Du côté des documentaires présentés Hors Compétition, on a pu ensuite se lancer, à 16h, dans Riposte féministe, centré sur les groupes de colleuses affichant des messages en lettres noires sur fond blanc dans les villes, afin de dénoncer féminicides et violences sexuelles et sexistes. Un doc de Simon Depardon – fils de Raymond Depardon – et Marie Perennès, témoignage intéressant sur une action importante, laissant les paroles se développer.
Difficile série Irma Vep
Il fut temps, ensuite, de se lancer dans l’aperçu offert par le Festival de la série Irma Vep, produite par HBO mais tournée en France avec équipe française en très grande partie. Les acteurs n’y étant absolument pour rien, on ne les blâmera en aucun cas pour ce qu’on a vu. Il s’agit là de la deuxième fois qu’Olivier Assayas, ici créateur du programme, se mesure au classique du cinéma muet de Louis Feuillade Les Vampires (1915), après son long-métrage Irma Vep de 1996. Cette variation-ci ne convainc vraiment pas : une fois passé le beau générique, tout en animation et agrémenté d’une musique rythmée mais un peu en décalage, joliment, le doute assaille dès les premières images, dès qu’Alicia Vikander – qui joue une actrice venant tourner en France, ici – descend de son avion.
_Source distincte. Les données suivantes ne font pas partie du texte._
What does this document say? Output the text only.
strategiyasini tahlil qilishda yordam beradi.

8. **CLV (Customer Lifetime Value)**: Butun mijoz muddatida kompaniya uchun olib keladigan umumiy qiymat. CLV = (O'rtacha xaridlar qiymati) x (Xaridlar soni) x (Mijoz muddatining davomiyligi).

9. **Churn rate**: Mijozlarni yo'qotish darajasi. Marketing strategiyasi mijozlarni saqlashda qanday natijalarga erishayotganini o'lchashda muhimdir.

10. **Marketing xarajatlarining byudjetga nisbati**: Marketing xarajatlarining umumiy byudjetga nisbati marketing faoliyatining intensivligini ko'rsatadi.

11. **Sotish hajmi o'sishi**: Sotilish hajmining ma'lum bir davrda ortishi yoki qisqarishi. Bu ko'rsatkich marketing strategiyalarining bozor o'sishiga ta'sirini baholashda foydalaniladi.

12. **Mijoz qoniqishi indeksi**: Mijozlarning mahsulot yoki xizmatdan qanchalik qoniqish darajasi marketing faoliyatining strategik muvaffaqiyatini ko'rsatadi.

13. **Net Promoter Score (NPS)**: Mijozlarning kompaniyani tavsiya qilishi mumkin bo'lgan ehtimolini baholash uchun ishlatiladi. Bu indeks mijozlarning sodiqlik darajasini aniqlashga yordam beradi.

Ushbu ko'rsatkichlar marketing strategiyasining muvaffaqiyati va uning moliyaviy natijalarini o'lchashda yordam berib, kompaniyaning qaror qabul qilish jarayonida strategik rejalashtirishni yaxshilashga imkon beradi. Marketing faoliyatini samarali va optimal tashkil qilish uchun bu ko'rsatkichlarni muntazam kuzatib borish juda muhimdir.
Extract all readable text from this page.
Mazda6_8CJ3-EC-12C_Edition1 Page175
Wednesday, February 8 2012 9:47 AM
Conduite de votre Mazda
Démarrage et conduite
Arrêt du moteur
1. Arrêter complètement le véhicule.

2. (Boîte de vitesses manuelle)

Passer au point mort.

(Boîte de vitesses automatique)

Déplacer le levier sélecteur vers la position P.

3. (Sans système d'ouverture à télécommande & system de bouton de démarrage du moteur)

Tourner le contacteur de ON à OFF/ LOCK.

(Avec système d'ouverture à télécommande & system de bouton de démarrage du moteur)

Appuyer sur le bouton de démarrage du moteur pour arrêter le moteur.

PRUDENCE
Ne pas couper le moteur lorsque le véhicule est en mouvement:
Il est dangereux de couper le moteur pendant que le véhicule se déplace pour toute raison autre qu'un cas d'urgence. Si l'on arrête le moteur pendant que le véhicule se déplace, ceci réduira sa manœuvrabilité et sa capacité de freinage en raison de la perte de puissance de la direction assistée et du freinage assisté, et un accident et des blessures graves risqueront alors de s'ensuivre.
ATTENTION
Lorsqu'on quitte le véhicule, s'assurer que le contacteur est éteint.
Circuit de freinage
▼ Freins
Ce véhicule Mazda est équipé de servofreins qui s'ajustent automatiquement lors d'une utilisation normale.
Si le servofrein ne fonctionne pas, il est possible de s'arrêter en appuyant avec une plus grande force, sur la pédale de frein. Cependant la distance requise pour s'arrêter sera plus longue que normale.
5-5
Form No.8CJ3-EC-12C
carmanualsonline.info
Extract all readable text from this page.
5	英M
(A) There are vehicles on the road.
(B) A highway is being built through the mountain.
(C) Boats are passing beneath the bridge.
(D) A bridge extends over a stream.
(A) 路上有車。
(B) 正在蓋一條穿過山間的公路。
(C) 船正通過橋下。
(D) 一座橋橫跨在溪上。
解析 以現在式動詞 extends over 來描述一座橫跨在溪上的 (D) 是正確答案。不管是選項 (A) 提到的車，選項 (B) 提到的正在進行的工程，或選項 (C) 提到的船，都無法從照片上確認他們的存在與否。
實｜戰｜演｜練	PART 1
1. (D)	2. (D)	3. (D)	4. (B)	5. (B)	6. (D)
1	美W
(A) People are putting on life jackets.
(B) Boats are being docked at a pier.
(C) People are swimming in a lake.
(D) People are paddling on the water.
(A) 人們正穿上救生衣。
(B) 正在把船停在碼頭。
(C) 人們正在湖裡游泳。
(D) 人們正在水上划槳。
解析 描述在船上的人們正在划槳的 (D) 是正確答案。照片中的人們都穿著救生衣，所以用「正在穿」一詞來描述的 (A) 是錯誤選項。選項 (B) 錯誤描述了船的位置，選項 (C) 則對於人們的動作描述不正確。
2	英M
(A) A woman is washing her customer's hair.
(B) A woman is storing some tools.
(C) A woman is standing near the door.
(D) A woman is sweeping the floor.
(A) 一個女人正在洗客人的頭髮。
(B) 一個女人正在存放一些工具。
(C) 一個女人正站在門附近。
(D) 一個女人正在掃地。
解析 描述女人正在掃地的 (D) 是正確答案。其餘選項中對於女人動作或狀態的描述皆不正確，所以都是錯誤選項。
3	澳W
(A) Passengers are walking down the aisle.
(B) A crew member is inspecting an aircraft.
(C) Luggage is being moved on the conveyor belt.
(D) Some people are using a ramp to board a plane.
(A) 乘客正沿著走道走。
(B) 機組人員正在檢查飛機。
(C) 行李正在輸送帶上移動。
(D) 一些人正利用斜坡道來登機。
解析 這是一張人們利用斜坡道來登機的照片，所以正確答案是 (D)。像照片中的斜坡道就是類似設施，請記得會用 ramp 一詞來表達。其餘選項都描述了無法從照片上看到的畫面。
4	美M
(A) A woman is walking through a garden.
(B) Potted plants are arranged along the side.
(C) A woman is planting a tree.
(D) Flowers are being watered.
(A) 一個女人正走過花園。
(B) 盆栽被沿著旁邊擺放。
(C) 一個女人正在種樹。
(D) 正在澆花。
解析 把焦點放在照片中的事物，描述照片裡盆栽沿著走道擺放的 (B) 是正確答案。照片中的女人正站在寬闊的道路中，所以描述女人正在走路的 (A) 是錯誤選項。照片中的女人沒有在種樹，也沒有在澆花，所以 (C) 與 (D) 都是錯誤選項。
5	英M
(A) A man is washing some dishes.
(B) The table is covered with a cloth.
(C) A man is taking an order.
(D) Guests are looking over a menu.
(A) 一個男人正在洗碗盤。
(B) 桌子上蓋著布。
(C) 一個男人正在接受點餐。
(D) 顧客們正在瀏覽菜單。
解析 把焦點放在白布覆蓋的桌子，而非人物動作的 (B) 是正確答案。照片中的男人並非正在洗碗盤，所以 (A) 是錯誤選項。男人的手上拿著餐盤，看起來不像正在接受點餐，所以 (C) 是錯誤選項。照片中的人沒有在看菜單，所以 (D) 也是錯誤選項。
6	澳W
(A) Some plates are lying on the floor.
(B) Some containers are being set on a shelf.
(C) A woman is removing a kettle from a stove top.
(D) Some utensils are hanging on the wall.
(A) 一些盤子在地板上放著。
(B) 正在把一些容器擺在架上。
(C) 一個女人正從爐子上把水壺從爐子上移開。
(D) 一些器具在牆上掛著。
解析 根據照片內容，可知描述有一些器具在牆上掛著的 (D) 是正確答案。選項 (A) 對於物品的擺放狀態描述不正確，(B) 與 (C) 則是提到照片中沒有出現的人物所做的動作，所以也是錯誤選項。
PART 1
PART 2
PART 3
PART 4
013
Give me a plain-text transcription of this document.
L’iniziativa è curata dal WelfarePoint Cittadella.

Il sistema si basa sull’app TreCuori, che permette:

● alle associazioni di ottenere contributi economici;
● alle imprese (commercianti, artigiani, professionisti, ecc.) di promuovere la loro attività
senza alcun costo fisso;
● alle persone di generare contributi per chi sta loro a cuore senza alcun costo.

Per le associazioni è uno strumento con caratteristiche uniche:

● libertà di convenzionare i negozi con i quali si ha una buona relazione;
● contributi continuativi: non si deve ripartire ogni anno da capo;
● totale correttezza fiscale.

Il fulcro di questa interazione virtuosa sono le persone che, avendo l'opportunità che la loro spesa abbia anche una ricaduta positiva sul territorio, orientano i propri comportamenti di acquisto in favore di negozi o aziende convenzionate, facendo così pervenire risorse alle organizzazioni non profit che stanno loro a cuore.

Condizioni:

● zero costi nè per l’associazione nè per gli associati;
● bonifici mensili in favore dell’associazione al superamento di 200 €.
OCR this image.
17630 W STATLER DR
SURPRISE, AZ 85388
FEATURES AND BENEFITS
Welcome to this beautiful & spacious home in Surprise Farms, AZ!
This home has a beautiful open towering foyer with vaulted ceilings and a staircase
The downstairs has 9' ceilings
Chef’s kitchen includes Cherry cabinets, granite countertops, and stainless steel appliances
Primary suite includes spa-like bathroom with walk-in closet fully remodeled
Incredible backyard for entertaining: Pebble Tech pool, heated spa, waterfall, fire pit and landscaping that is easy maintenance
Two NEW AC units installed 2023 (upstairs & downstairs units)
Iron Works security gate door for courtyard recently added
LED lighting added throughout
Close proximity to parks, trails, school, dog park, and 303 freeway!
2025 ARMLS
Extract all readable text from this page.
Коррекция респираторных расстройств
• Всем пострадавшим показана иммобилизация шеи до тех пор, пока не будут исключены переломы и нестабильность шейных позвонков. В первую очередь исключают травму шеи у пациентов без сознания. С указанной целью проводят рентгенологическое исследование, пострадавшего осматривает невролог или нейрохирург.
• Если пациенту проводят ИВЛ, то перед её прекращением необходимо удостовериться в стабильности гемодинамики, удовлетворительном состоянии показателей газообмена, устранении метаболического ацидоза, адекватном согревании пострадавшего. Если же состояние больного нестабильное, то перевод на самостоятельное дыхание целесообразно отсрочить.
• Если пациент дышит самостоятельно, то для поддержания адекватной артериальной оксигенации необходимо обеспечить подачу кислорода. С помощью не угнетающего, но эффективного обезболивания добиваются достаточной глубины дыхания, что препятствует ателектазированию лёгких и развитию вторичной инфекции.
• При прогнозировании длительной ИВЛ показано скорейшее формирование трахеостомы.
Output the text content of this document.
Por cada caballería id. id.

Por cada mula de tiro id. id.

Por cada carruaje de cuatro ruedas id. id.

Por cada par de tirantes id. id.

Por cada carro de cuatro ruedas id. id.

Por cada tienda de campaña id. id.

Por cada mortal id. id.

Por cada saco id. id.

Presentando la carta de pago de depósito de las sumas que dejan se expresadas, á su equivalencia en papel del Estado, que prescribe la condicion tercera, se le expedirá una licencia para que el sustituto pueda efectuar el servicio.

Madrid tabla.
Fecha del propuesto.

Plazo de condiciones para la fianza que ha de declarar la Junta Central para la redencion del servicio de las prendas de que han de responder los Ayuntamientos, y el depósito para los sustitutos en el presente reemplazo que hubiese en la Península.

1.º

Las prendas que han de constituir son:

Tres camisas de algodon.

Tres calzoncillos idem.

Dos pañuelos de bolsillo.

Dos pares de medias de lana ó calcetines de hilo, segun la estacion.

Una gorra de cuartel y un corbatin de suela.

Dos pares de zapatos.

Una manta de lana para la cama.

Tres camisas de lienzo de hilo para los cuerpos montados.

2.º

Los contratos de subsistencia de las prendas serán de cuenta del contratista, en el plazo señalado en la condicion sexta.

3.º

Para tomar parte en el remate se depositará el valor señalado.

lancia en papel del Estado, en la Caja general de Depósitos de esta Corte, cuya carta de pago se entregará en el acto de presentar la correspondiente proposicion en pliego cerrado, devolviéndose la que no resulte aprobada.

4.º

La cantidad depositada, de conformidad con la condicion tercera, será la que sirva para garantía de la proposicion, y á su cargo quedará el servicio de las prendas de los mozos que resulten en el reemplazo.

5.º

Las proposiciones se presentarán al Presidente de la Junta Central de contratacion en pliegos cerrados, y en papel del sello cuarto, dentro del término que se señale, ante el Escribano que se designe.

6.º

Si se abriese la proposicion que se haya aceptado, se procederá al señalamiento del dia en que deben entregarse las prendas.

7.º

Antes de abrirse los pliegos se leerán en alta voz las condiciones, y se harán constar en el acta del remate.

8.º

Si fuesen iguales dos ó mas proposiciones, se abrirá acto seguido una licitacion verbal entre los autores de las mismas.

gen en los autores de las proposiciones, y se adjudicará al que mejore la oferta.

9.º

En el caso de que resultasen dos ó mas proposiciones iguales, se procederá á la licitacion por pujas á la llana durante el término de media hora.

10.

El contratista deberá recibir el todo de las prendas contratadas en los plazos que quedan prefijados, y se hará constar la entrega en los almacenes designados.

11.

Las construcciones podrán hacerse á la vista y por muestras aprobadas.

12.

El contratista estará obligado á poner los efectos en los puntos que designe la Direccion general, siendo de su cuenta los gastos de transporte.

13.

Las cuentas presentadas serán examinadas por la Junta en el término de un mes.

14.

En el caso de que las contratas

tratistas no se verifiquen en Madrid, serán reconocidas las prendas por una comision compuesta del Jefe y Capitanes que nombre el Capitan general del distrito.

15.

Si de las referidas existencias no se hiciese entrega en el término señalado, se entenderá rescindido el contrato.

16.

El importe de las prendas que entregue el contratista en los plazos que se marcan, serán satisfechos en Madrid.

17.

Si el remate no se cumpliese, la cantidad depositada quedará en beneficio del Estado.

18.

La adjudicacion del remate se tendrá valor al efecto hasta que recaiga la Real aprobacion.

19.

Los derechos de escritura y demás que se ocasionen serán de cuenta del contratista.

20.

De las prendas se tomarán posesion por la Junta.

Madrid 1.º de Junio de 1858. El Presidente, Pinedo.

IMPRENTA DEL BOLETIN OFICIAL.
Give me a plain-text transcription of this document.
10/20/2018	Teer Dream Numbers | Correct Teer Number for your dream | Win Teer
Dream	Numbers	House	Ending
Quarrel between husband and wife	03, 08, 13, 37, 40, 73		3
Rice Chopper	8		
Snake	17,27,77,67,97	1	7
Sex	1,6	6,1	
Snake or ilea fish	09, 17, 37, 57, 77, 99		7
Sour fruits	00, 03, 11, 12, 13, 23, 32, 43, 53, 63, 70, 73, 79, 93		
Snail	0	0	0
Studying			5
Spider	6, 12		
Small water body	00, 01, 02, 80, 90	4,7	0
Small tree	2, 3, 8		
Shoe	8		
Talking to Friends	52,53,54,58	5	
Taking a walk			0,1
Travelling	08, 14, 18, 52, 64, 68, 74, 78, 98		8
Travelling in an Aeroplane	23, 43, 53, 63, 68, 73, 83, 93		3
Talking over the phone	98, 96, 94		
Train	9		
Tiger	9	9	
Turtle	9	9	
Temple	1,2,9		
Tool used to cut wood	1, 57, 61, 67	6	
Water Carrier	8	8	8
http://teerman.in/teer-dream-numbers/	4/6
Devant la façon dont Olivier Assayas la filme, et cadre son look, on se dit : à une époque, il disséquait avec sa caméra les lieux de pouvoir très froids qu’il traversait, aujourd’hui a-t-il succombé au toc, comme fasciné par lui ? Tout le reste sera à l’ave- nant : les conflits des personnages n’amènent souvent que vers du mauvais vaudeville, développé au fil de scènes trop longues…
Novembre, Sick of myself puis finalement Les Nuits de Mashhad
Vers les 18h, on s’est ensuite lancés dans Novembre, polar français – réalisé par Cédric Jimenez, signataire du controversé Bac Nord – suivant la Brigade anti-terroriste lors des tueries du 13 novembre 2015 à Paris, et la traque des terroristes coupables marquée par des errements des enquêteurs. Un film policier qu’on a pu trouver efficace.
Après toutes ces propositions hors de la Compétition, retour d’abord au sein d’Un certain regard, avec Sick of myself, histoire d’une jeune femme prête à tout pour attirer l’attention du monde autour d’elle sur sa personnalité qu’elle juge exceptionnelle, et comédie norvégienne servie par quelques partis pris explosifs, donnant lieu à des scènes cocasses. Mais aussi par un vrai talent de réalisation : la sensibilité du signataire, Kristoffer Borgli, se ressent dans les plans qu’il dirige.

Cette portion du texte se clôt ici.